Libraries were especially threatened. The Institute of Museum and Library Services—a federal agency that “envisions a nation where individuals and communities have access to museums and libraries to learn from and be inspired by”—still had a banner on their home page this afternoon reading:
Notice to Grantees: Please be aware that, due to Executive Orders and OMB guidance regarding potentially unallowable grant payments, IMLS is taking additional measures to process payments. Reviews of applicable programs and payments may result in delays or other actions.
The pro-library organization, EveryLibrary released a statement on the effect the illegal pause would have:
State Libraries use federal LSTA funds to support interlibrary loan services, educational databases, and their staff, which supports all the libraries in their states. Many public libraries receive direct grants for programs, collections, and staffing that enable them to serve their communities. Because of these grants, archives and museums across the country are able to do their important work. And numerous library non-profits and associations have to suspend or halt their activities because of this freeze.
Rhode Island’s libraries, for example, were set to lose funding for new projects:
The library network expects federal money for enhancements to the libraries’ children and teen collections—a $100,000 earmark won with the support of US Sen. Jack Reed. Another federal investment, dispensed via the city of Providence, is a $125,000 grant to replace the HVAC system at the Mount Pleasant Library.
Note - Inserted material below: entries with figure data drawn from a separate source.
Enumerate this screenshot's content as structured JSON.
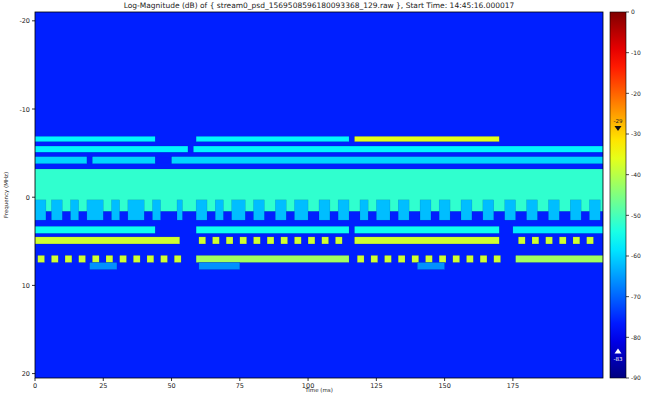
{
  "chart_data": {
    "type": "heatmap",
    "title": "Log-Magnitude (dB) of { stream0_psd_1569508596180093368_129.raw }, Start Time: 14:45:16.000017",
    "x_label": "Time (ms)",
    "y_label": "Frequency (MHz)",
    "xlim": [
      0,
      208
    ],
    "ylim": [
      -21,
      20.5
    ],
    "xticks": [
      0,
      25,
      50,
      75,
      100,
      125,
      150,
      175
    ],
    "yticks": [
      -20,
      -10,
      0,
      10,
      20
    ],
    "noise_floor_db": -76,
    "blocks": [
      [
        0,
        44,
        -6.9,
        -6.3,
        -57
      ],
      [
        59,
        115,
        -6.9,
        -6.3,
        -57
      ],
      [
        117,
        170,
        -6.9,
        -6.3,
        -36
      ],
      [
        0,
        56,
        -5.8,
        -5.1,
        -57
      ],
      [
        58,
        208,
        -5.8,
        -5.1,
        -57
      ],
      [
        0,
        19,
        -4.6,
        -3.8,
        -60
      ],
      [
        21,
        44,
        -4.6,
        -3.8,
        -60
      ],
      [
        50,
        208,
        -4.6,
        -3.8,
        -60
      ],
      [
        0,
        208,
        -3.2,
        1.6,
        -52
      ],
      [
        0,
        4,
        0.3,
        2.6,
        -62
      ],
      [
        6,
        10,
        0.3,
        2.6,
        -62
      ],
      [
        13,
        16,
        0.3,
        2.6,
        -62
      ],
      [
        19,
        25,
        0.3,
        2.6,
        -62
      ],
      [
        28,
        31,
        0.3,
        2.6,
        -62
      ],
      [
        34,
        40,
        0.3,
        2.6,
        -62
      ],
      [
        43,
        46,
        0.3,
        2.6,
        -62
      ],
      [
        52,
        54,
        0.3,
        2.6,
        -62
      ],
      [
        59,
        63,
        0.3,
        2.6,
        -62
      ],
      [
        66,
        69,
        0.3,
        2.6,
        -62
      ],
      [
        72,
        77,
        0.3,
        2.6,
        -62
      ],
      [
        80,
        84,
        0.3,
        2.6,
        -62
      ],
      [
        88,
        92,
        0.3,
        2.6,
        -62
      ],
      [
        95,
        100,
        0.3,
        2.6,
        -62
      ],
      [
        104,
        108,
        0.3,
        2.6,
        -62
      ],
      [
        111,
        115,
        0.3,
        2.6,
        -62
      ],
      [
        119,
        122,
        0.3,
        2.6,
        -62
      ],
      [
        125,
        130,
        0.3,
        2.6,
        -62
      ],
      [
        133,
        137,
        0.3,
        2.6,
        -62
      ],
      [
        141,
        145,
        0.3,
        2.6,
        -62
      ],
      [
        148,
        152,
        0.3,
        2.6,
        -62
      ],
      [
        156,
        160,
        0.3,
        2.6,
        -62
      ],
      [
        164,
        168,
        0.3,
        2.6,
        -62
      ],
      [
        172,
        176,
        0.3,
        2.6,
        -62
      ],
      [
        180,
        184,
        0.3,
        2.6,
        -62
      ],
      [
        188,
        192,
        0.3,
        2.6,
        -62
      ],
      [
        196,
        200,
        0.3,
        2.6,
        -62
      ],
      [
        203,
        207,
        0.3,
        2.6,
        -62
      ],
      [
        0,
        44,
        3.3,
        4.1,
        -55
      ],
      [
        59,
        115,
        3.3,
        4.1,
        -55
      ],
      [
        117,
        170,
        3.3,
        4.1,
        -55
      ],
      [
        175,
        208,
        3.3,
        4.1,
        -58
      ],
      [
        0,
        53,
        4.5,
        5.3,
        -38
      ],
      [
        60,
        62.5,
        4.5,
        5.3,
        -38
      ],
      [
        65,
        67.5,
        4.5,
        5.3,
        -38
      ],
      [
        70,
        72.5,
        4.5,
        5.3,
        -38
      ],
      [
        75,
        77.5,
        4.5,
        5.3,
        -38
      ],
      [
        80,
        82.5,
        4.5,
        5.3,
        -38
      ],
      [
        85,
        87.5,
        4.5,
        5.3,
        -38
      ],
      [
        90,
        92.5,
        4.5,
        5.3,
        -38
      ],
      [
        95,
        97.5,
        4.5,
        5.3,
        -38
      ],
      [
        100,
        102.5,
        4.5,
        5.3,
        -38
      ],
      [
        105,
        107.5,
        4.5,
        5.3,
        -38
      ],
      [
        110,
        112.5,
        4.5,
        5.3,
        -38
      ],
      [
        117,
        170,
        4.5,
        5.3,
        -38
      ],
      [
        177,
        179.5,
        4.5,
        5.3,
        -38
      ],
      [
        182,
        184.5,
        4.5,
        5.3,
        -38
      ],
      [
        187,
        189.5,
        4.5,
        5.3,
        -38
      ],
      [
        192,
        194.5,
        4.5,
        5.3,
        -38
      ],
      [
        197,
        199.5,
        4.5,
        5.3,
        -38
      ],
      [
        202,
        204.5,
        4.5,
        5.3,
        -38
      ],
      [
        1,
        3.5,
        6.6,
        7.4,
        -38
      ],
      [
        6,
        8.5,
        6.6,
        7.4,
        -38
      ],
      [
        11,
        13.5,
        6.6,
        7.4,
        -38
      ],
      [
        16,
        18.5,
        6.6,
        7.4,
        -38
      ],
      [
        21,
        23.5,
        6.6,
        7.4,
        -38
      ],
      [
        26,
        28.5,
        6.6,
        7.4,
        -38
      ],
      [
        31,
        33.5,
        6.6,
        7.4,
        -38
      ],
      [
        36,
        38.5,
        6.6,
        7.4,
        -38
      ],
      [
        41,
        43.5,
        6.6,
        7.4,
        -38
      ],
      [
        46,
        48.5,
        6.6,
        7.4,
        -38
      ],
      [
        51,
        53.5,
        6.6,
        7.4,
        -38
      ],
      [
        59,
        115,
        6.6,
        7.4,
        -42
      ],
      [
        118,
        120.5,
        6.6,
        7.4,
        -38
      ],
      [
        123,
        125.5,
        6.6,
        7.4,
        -38
      ],
      [
        128,
        130.5,
        6.6,
        7.4,
        -38
      ],
      [
        133,
        135.5,
        6.6,
        7.4,
        -38
      ],
      [
        138,
        140.5,
        6.6,
        7.4,
        -38
      ],
      [
        143,
        145.5,
        6.6,
        7.4,
        -38
      ],
      [
        148,
        150.5,
        6.6,
        7.4,
        -38
      ],
      [
        153,
        155.5,
        6.6,
        7.4,
        -38
      ],
      [
        158,
        160.5,
        6.6,
        7.4,
        -38
      ],
      [
        163,
        165.5,
        6.6,
        7.4,
        -38
      ],
      [
        168,
        170.5,
        6.6,
        7.4,
        -38
      ],
      [
        176,
        208,
        6.6,
        7.4,
        -42
      ],
      [
        20,
        30,
        7.4,
        8.2,
        -66
      ],
      [
        60,
        75,
        7.4,
        8.2,
        -66
      ],
      [
        140,
        150,
        7.4,
        8.2,
        -66
      ]
    ],
    "colorbar": {
      "range": [
        -90,
        0
      ],
      "ticks": [
        0,
        -10,
        -20,
        -30,
        -40,
        -50,
        -60,
        -70,
        -80,
        -90
      ],
      "markers": [
        -29,
        -83
      ]
    }
  }
}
If it wasn’t already obvious, this will not be a government that champions literacy or books. Nonprofits, including those that work in the literacy and books, will continue to be targeted. The head of the National Council of Nonprofits, which is one of the organizations bringing suit against this budget freeze, issued a statement on the gravity of the potential OMB defunding efforts:
This order is a potential 5-alarm fire for nonprofits and the people and communities they serve. From pausing research on cures for childhood cancer to closing homeless shelters, halting food assistance, reducing safety from domestic violence, and shutting down suicide…
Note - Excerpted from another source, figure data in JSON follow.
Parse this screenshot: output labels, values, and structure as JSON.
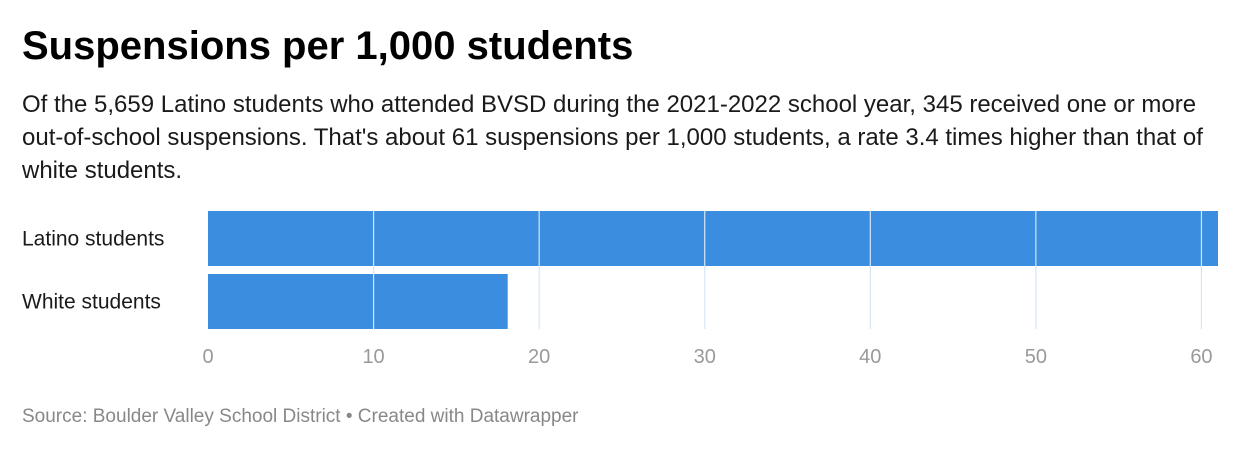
{
  "header": {
    "title": "Suspensions per 1,000 students",
    "description": "Of the 5,659 Latino students who attended BVSD during the 2021-2022 school year, 345 received one or more out-of-school suspensions. That's about 61 suspensions per 1,000 students, a rate 3.4 times higher than that of white students."
  },
  "footer": {
    "source": "Source: Boulder Valley School District",
    "separator": " • ",
    "credit": "Created with Datawrapper"
  },
  "colors": {
    "bar": "#3a8ddf",
    "gridline": "#d6e6f7",
    "tick_label": "#9a9a9a",
    "category_label": "#1a1a1a"
  },
  "chart_data": {
    "type": "bar",
    "orientation": "horizontal",
    "categories": [
      "Latino students",
      "White students"
    ],
    "values": [
      61,
      18.1
    ],
    "xlim": [
      0,
      61
    ],
    "xticks": [
      0,
      10,
      20,
      30,
      40,
      50,
      60
    ],
    "grid": true,
    "title": "",
    "xlabel": "",
    "ylabel": ""
  }
}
–Diane Yentel (@dianeyentel) January 28, 2025
This attempt at a national freeze comes on the heels of a related choking of international development assistance. The billions America sends abroad for health, eduction, and other initiatives was stopped nearly across the board, with exceptions made for Israel and Egypt, the two states currently penning in Palestinians. PEN America condemned this “assault on civil society”:
Many independent local media outlets will also be weakened, limiting their ability to do their work, and to report on the many layered impacts of this suspension. Authoritarians are surely celebrating the devastation of the civil society they have long sought to silence.
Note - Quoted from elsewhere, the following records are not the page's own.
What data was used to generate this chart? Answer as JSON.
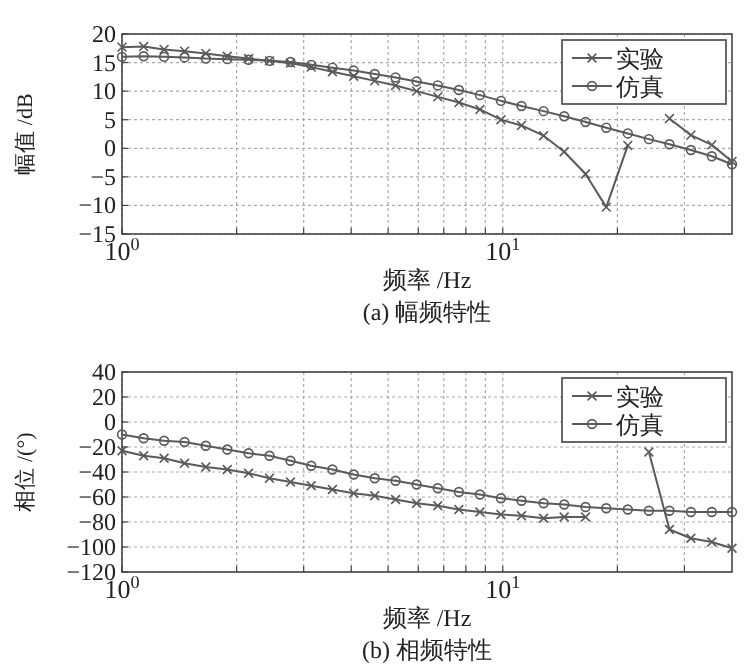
{
  "chart_data": [
    {
      "type": "line",
      "title": "(a) 幅频特性",
      "xlabel": "频率 /Hz",
      "ylabel": "幅值 /dB",
      "log": "x",
      "grid": true,
      "legend": "top right",
      "line_style": "solid",
      "x": [
        1,
        1.14,
        1.29,
        1.46,
        1.66,
        1.89,
        2.15,
        2.44,
        2.77,
        3.14,
        3.57,
        4.06,
        4.61,
        5.23,
        5.94,
        6.75,
        7.67,
        8.71,
        9.89,
        11.2,
        12.8,
        14.5,
        16.5,
        18.7,
        21.3,
        24.2,
        27.4,
        31.2,
        35.4,
        40
      ],
      "xlim": [
        1,
        40
      ],
      "xticks": [
        {
          "value": 1,
          "label": "10$^{0}$"
        },
        {
          "value": 2,
          "label": null
        },
        {
          "value": 3,
          "label": null
        },
        {
          "value": 4,
          "label": null
        },
        {
          "value": 5,
          "label": null
        },
        {
          "value": 6,
          "label": null
        },
        {
          "value": 7,
          "label": null
        },
        {
          "value": 8,
          "label": null
        },
        {
          "value": 9,
          "label": null
        },
        {
          "value": 10,
          "label": "10$^{1}$"
        },
        {
          "value": 20,
          "label": null
        },
        {
          "value": 30,
          "label": null
        }
      ],
      "ylim": [
        -15,
        20
      ],
      "yticks": [
        -15,
        -10,
        -5,
        0,
        5,
        10,
        15,
        20
      ],
      "series": [
        {
          "name": "实验",
          "color": "#5a5a5a",
          "marker": "cross",
          "values": [
            17.7,
            17.8,
            17.3,
            17.0,
            16.6,
            16.1,
            15.7,
            15.3,
            14.9,
            14.2,
            13.4,
            12.6,
            11.8,
            11.0,
            10.0,
            9.0,
            8.0,
            6.8,
            5.0,
            4.0,
            2.2,
            -0.6,
            -4.5,
            -10.3,
            0.5,
            null,
            5.2,
            2.3,
            0.6,
            -2.3
          ]
        },
        {
          "name": "仿真",
          "color": "#5a5a5a",
          "marker": "circle",
          "values": [
            16.0,
            16.1,
            16.0,
            15.9,
            15.7,
            15.6,
            15.5,
            15.3,
            15.1,
            14.6,
            14.1,
            13.6,
            13.0,
            12.4,
            11.7,
            11.0,
            10.2,
            9.3,
            8.3,
            7.4,
            6.5,
            5.6,
            4.6,
            3.6,
            2.6,
            1.6,
            0.7,
            -0.3,
            -1.4,
            -2.8
          ]
        }
      ]
    },
    {
      "type": "line",
      "title": "(b) 相频特性",
      "xlabel": "频率 /Hz",
      "ylabel": "相位 /(°)",
      "log": "x",
      "grid": true,
      "legend": "top right",
      "line_style": "solid",
      "x": [
        1,
        1.14,
        1.29,
        1.46,
        1.66,
        1.89,
        2.15,
        2.44,
        2.77,
        3.14,
        3.57,
        4.06,
        4.61,
        5.23,
        5.94,
        6.75,
        7.67,
        8.71,
        9.89,
        11.2,
        12.8,
        14.5,
        16.5,
        18.7,
        21.3,
        24.2,
        27.4,
        31.2,
        35.4,
        40
      ],
      "xlim": [
        1,
        40
      ],
      "xticks": [
        {
          "value": 1,
          "label": "10$^{0}$"
        },
        {
          "value": 2,
          "label": null
        },
        {
          "value": 3,
          "label": null
        },
        {
          "value": 4,
          "label": null
        },
        {
          "value": 5,
          "label": null
        },
        {
          "value": 6,
          "label": null
        },
        {
          "value": 7,
          "label": null
        },
        {
          "value": 8,
          "label": null
        },
        {
          "value": 9,
          "label": null
        },
        {
          "value": 10,
          "label": "10$^{1}$"
        },
        {
          "value": 20,
          "label": null
        },
        {
          "value": 30,
          "label": null
        }
      ],
      "ylim": [
        -120,
        40
      ],
      "yticks": [
        -120,
        -100,
        -80,
        -60,
        -40,
        -20,
        0,
        20,
        40
      ],
      "series": [
        {
          "name": "实验",
          "color": "#5a5a5a",
          "marker": "cross",
          "values": [
            -23,
            -27,
            -29,
            -33,
            -36,
            -38,
            -41,
            -45,
            -48,
            -51,
            -54,
            -57,
            -59,
            -62,
            -65,
            -67,
            -70,
            -72,
            -74,
            -75,
            -77,
            -76,
            -76,
            null,
            null,
            -24,
            -86,
            -93,
            -96,
            -101
          ]
        },
        {
          "name": "仿真",
          "color": "#5a5a5a",
          "marker": "circle",
          "values": [
            -10,
            -13,
            -15,
            -16,
            -19,
            -22,
            -25,
            -27,
            -31,
            -35,
            -38,
            -42,
            -45,
            -47,
            -50,
            -53,
            -56,
            -58,
            -61,
            -63,
            -65,
            -66,
            -68,
            -69,
            -70,
            -71,
            -71,
            -72,
            -72,
            -72
          ]
        }
      ]
    }
  ]
}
Though the administration has backed down for now, this mass defunding clarifies the stakes, targets, and scale of change these hog-men are envisioning. Judging by the roller-coaster of the last three days, this seems likely to be a long and exhausting fight. These are people who hate the American system of government and many Americans too, and orders like this one, that defy and break the rules, seems to be the goal. The blanket aggression reveals the depth of the lawlessness, rank corruption, and punishment that this administration hopes to thrust on us all. They are wrecking things.
We’re all learning how to react and respond to all of this, one day at a time. Solidarity always: take care of each other, lend a hand to those more vulnerable than you, and throw sand in the bastards’ faces however you can.